Getting Mental Health Treatment in America

  • Approximately 60 percent of adults, and almost one-half of youth ages 8 to 15 with a mental illness received no mental health services in the previous year.
  • One half of all chronic mental illness begins by the age of 14; three-quarters by age 24. Despite effective treatment, often there are long delays between the first appearance of symptoms and when people get help.

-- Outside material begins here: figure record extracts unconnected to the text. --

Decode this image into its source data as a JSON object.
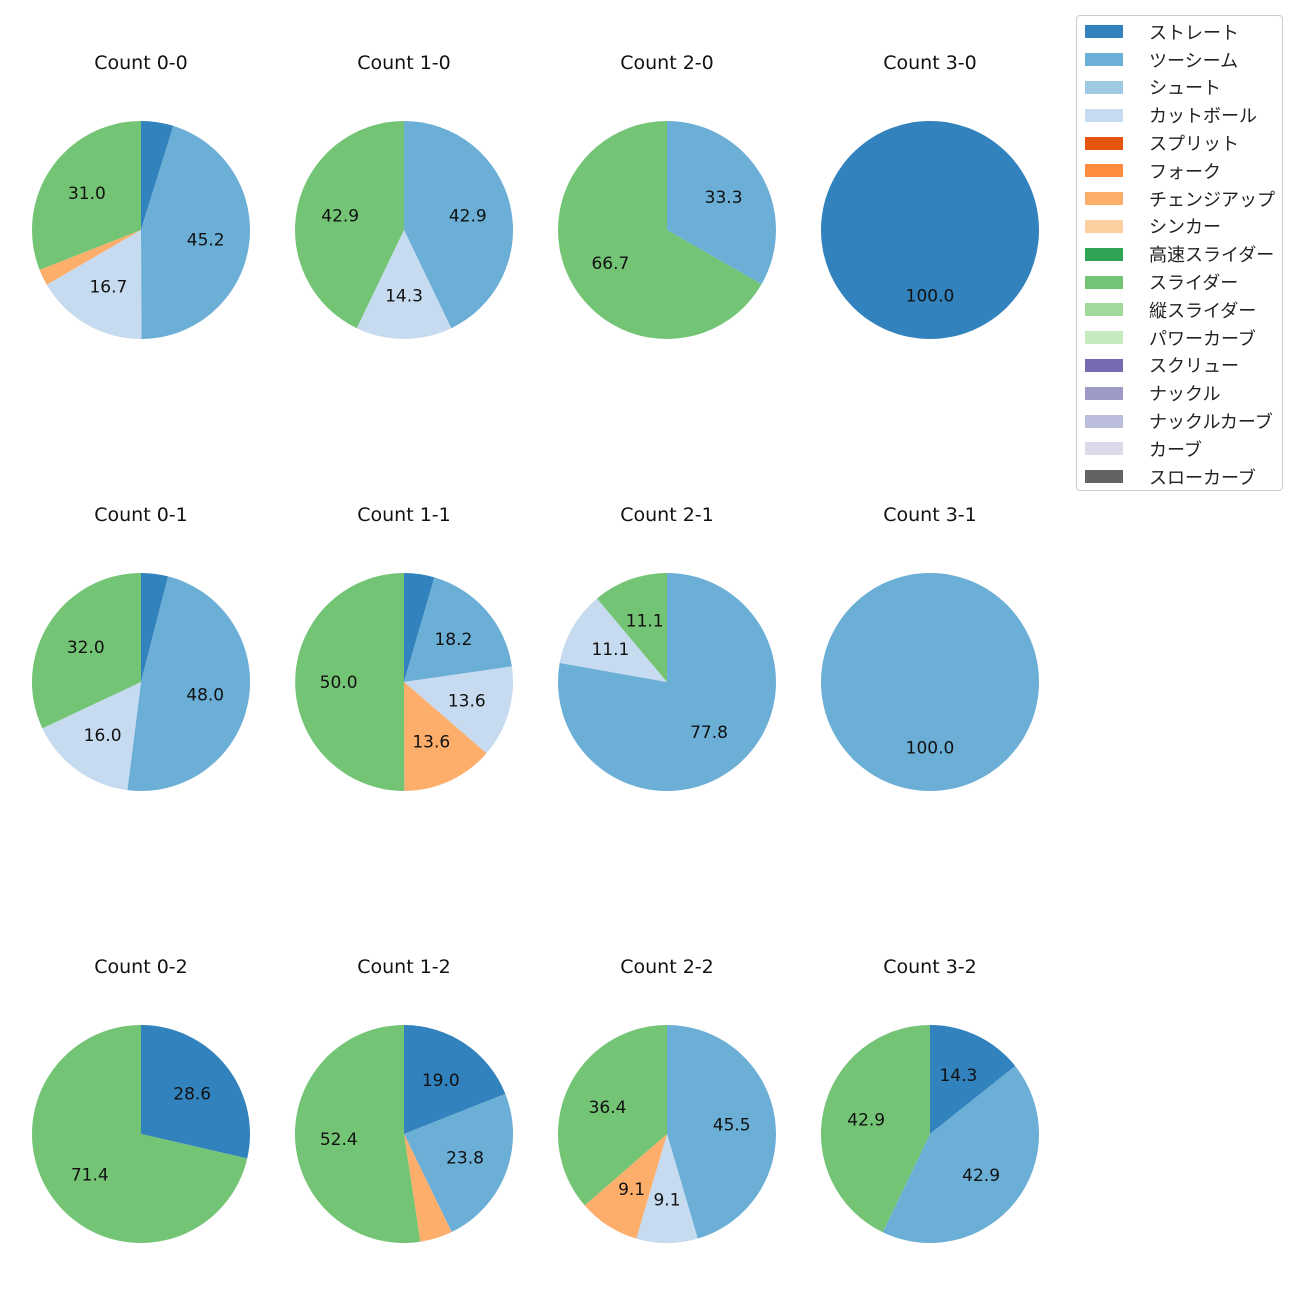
{
  "chart_data": {
    "type": "pie",
    "series_colors": {
      "ストレート": "#3182bd",
      "ツーシーム": "#6baed6",
      "シュート": "#9ecae1",
      "カットボール": "#c6dbef",
      "スプリット": "#e6550d",
      "フォーク": "#fd8d3c",
      "チェンジアップ": "#fdae6b",
      "シンカー": "#fdd0a2",
      "高速スライダー": "#31a354",
      "スライダー": "#74c476",
      "縦スライダー": "#a1d99b",
      "パワーカーブ": "#c7e9c0",
      "スクリュー": "#756bb1",
      "ナックル": "#9e9ac8",
      "ナックルカーブ": "#bcbddc",
      "カーブ": "#dadaeb",
      "スローカーブ": "#636363"
    },
    "legend": [
      "ストレート",
      "ツーシーム",
      "シュート",
      "カットボール",
      "スプリット",
      "フォーク",
      "チェンジアップ",
      "シンカー",
      "高速スライダー",
      "スライダー",
      "縦スライダー",
      "パワーカーブ",
      "スクリュー",
      "ナックル",
      "ナックルカーブ",
      "カーブ",
      "スローカーブ"
    ],
    "legend_placement": "top-right",
    "charts": [
      {
        "title": "Count 0-0",
        "slices": [
          {
            "label": "ストレート",
            "value": 4.8
          },
          {
            "label": "ツーシーム",
            "value": 45.2
          },
          {
            "label": "カットボール",
            "value": 16.7
          },
          {
            "label": "チェンジアップ",
            "value": 2.4
          },
          {
            "label": "スライダー",
            "value": 31.0
          }
        ]
      },
      {
        "title": "Count 1-0",
        "slices": [
          {
            "label": "ツーシーム",
            "value": 42.9
          },
          {
            "label": "カットボール",
            "value": 14.3
          },
          {
            "label": "スライダー",
            "value": 42.9
          }
        ]
      },
      {
        "title": "Count 2-0",
        "slices": [
          {
            "label": "ツーシーム",
            "value": 33.3
          },
          {
            "label": "スライダー",
            "value": 66.7
          }
        ]
      },
      {
        "title": "Count 3-0",
        "slices": [
          {
            "label": "ストレート",
            "value": 100.0
          }
        ]
      },
      {
        "title": "Count 0-1",
        "slices": [
          {
            "label": "ストレート",
            "value": 4.0
          },
          {
            "label": "ツーシーム",
            "value": 48.0
          },
          {
            "label": "カットボール",
            "value": 16.0
          },
          {
            "label": "スライダー",
            "value": 32.0
          }
        ]
      },
      {
        "title": "Count 1-1",
        "slices": [
          {
            "label": "ストレート",
            "value": 4.5
          },
          {
            "label": "ツーシーム",
            "value": 18.2
          },
          {
            "label": "カットボール",
            "value": 13.6
          },
          {
            "label": "チェンジアップ",
            "value": 13.6
          },
          {
            "label": "スライダー",
            "value": 50.0
          }
        ]
      },
      {
        "title": "Count 2-1",
        "slices": [
          {
            "label": "ツーシーム",
            "value": 77.8
          },
          {
            "label": "カットボール",
            "value": 11.1
          },
          {
            "label": "スライダー",
            "value": 11.1
          }
        ]
      },
      {
        "title": "Count 3-1",
        "slices": [
          {
            "label": "ツーシーム",
            "value": 100.0
          }
        ]
      },
      {
        "title": "Count 0-2",
        "slices": [
          {
            "label": "ストレート",
            "value": 28.6
          },
          {
            "label": "スライダー",
            "value": 71.4
          }
        ]
      },
      {
        "title": "Count 1-2",
        "slices": [
          {
            "label": "ストレート",
            "value": 19.0
          },
          {
            "label": "ツーシーム",
            "value": 23.8
          },
          {
            "label": "チェンジアップ",
            "value": 4.8
          },
          {
            "label": "スライダー",
            "value": 52.4
          }
        ]
      },
      {
        "title": "Count 2-2",
        "slices": [
          {
            "label": "ツーシーム",
            "value": 45.5
          },
          {
            "label": "カットボール",
            "value": 9.1
          },
          {
            "label": "チェンジアップ",
            "value": 9.1
          },
          {
            "label": "スライダー",
            "value": 36.4
          }
        ]
      },
      {
        "title": "Count 3-2",
        "slices": [
          {
            "label": "ストレート",
            "value": 14.3
          },
          {
            "label": "ツーシーム",
            "value": 42.9
          },
          {
            "label": "スライダー",
            "value": 42.9
          }
        ]
      }
    ]
  }
}
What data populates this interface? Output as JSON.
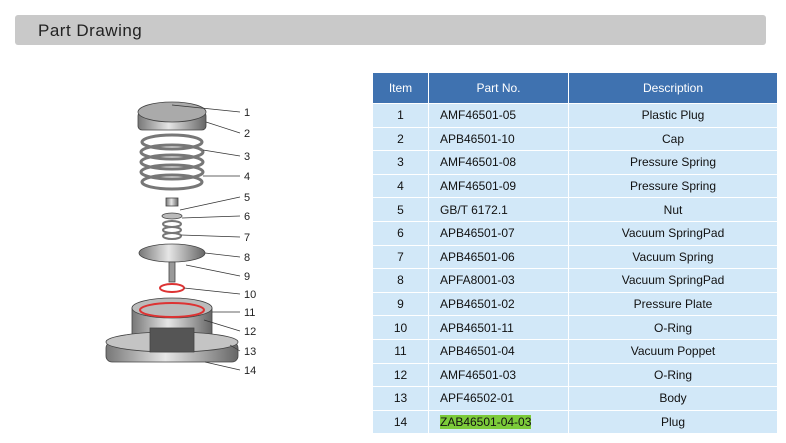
{
  "header": {
    "title": "Part Drawing"
  },
  "drawing": {
    "callouts": [
      "1",
      "2",
      "3",
      "4",
      "5",
      "6",
      "7",
      "8",
      "9",
      "10",
      "11",
      "12",
      "13",
      "14"
    ]
  },
  "table": {
    "columns": [
      "Item",
      "Part No.",
      "Description"
    ],
    "rows": [
      [
        "1",
        "AMF46501-05",
        "Plastic Plug"
      ],
      [
        "2",
        "APB46501-10",
        "Cap"
      ],
      [
        "3",
        "AMF46501-08",
        "Pressure Spring"
      ],
      [
        "4",
        "AMF46501-09",
        "Pressure Spring"
      ],
      [
        "5",
        "GB/T 6172.1",
        "Nut"
      ],
      [
        "6",
        "APB46501-07",
        "Vacuum SpringPad"
      ],
      [
        "7",
        "APB46501-06",
        "Vacuum Spring"
      ],
      [
        "8",
        "APFA8001-03",
        "Vacuum SpringPad"
      ],
      [
        "9",
        "APB46501-02",
        "Pressure Plate"
      ],
      [
        "10",
        "APB46501-11",
        "O-Ring"
      ],
      [
        "11",
        "APB46501-04",
        "Vacuum Poppet"
      ],
      [
        "12",
        "AMF46501-03",
        "O-Ring"
      ],
      [
        "13",
        "APF46502-01",
        "Body"
      ],
      [
        "14",
        "ZAB46501-04-03",
        "Plug"
      ]
    ]
  }
}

The Impact of Mental Illness in America

  • Individuals living with serious mental illness face an increased risk of having chronic medical conditions. Adults living with serious mental illness die on average 25 years earlier than other Americans, thought to often be from treatable medical conditions.
  • Suicide is the tenth leading cause of death in the U.S. (more common than homicide) and the third leading cause of death for ages 15 to 24 years. More than 90 percent of those who die by suicide had one or more mental disorders.
  • Although military members comprise less than 1 percent of the U.S. population, veterans represent 20 percent of suicides nationally. Each day, about 22 veterans die from suicide.

Getting help

  • It is important to recognize the symptoms and seek professional help if you are concerned that you might be suffering from a mental disorder. Mental illnesses are not the result of personal weakness, lack of character or poor upbringing. Mental illnesses are treatable and recovery does occur. Assessment and treatment is a very individualized process but in most cases, a combination of psychotherapy and medications is most beneficial. With new research and expanding knowledge, the outlook for positive outcomes continues to improve.